3. Customer success includes an expanded repertoire of sharable metrics.


Then, look at data. Everyone loves the look of new sales numbers. But new sales figures won’t tell you about the success of what happened after that initial sale. Therefore, the numbers you look at may need a revamp.


“Expand the metrics you consume and share within your organization,” said Michelle Batt, CCXP of Lead with CX. In addition to sales and revenue goals, consider integrating customer lifetime value (CLV) and other customer-focused metrics into your day-to-day operations and discussions.


Then, start sharing data and data-driven customer stories with leadership and employees,” Michelle advised.


“Leaders have to build recognition, good and bad, of what can happen after customers buy.”
- Tim O’Keefe, CCXP

4. Leaders need to make customer care just as sexy as initial sales.


More than anything, I wanted to know from my colleagues: Why does it seem like serving customers after the sale is never as sexy as the initial sale, even when the revenue expansion opportunities can be more plentiful than the initial sale?
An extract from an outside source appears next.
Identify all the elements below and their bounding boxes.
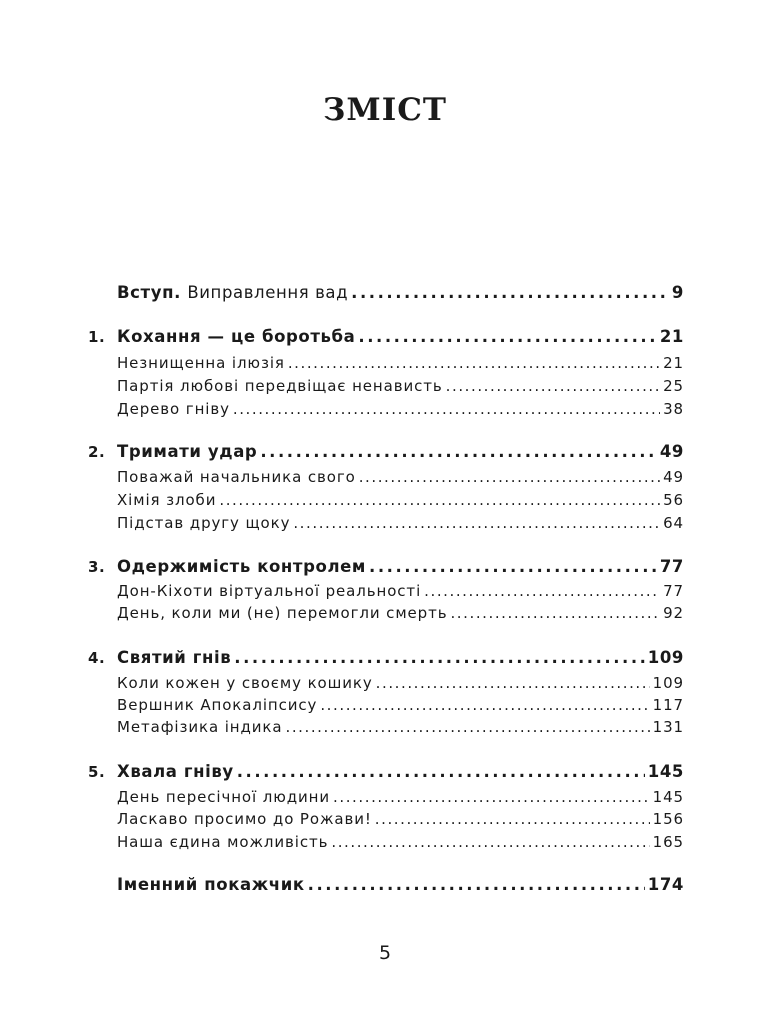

“It’s up to leadership to make it sexy!” said Michelle. “Leaders need to socialize these CX concepts and talk about successful renewals with just as much energy as initial sales.”


Tim O’Keefe, CCXP, account manager and customer success manager at Quantum Metric, agreed.
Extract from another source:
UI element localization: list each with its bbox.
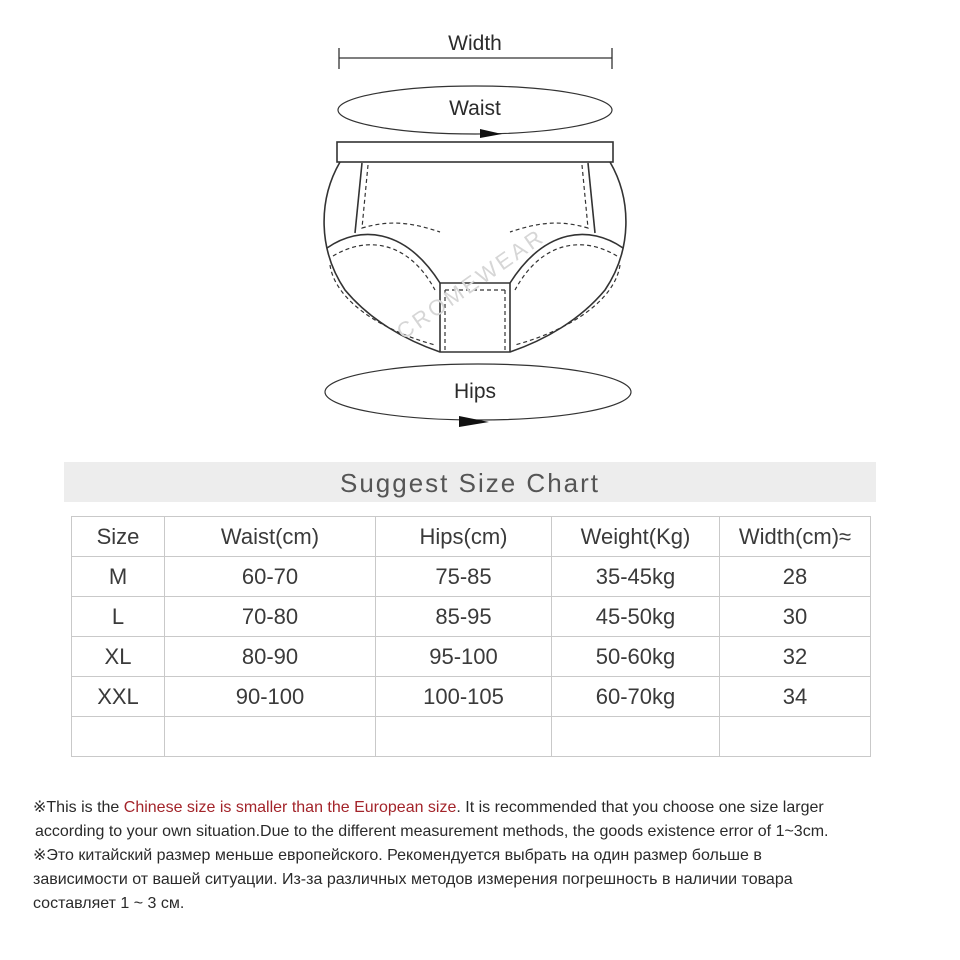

“It’s a culture shift for some sales leaders to understand the long game, past the initial sale. Leaders have to build recognition, good and bad, of what can happen after customers buy.”


Leveraging tech


Creating customer-focused processes, seeing the full customer journeys, establishing success metrics, and culture-building are all important components of caring for customers after the initial sale.


"In certain sectors, if you don't eventually show the commercial significance for what you've sold a customer, then what you've sold them is eventually going to be perceived as nothing more than a cool, unique toy,” Tim said.


It is thoughtful work and worth the investment. The good news is technology has made it easier in many ways.


“Customers and clients don’t want to be buyers,” said Dr. Gardner. “They want to be served. They expect their vendors to help them solve their problems. Not just sign a contract and leave.”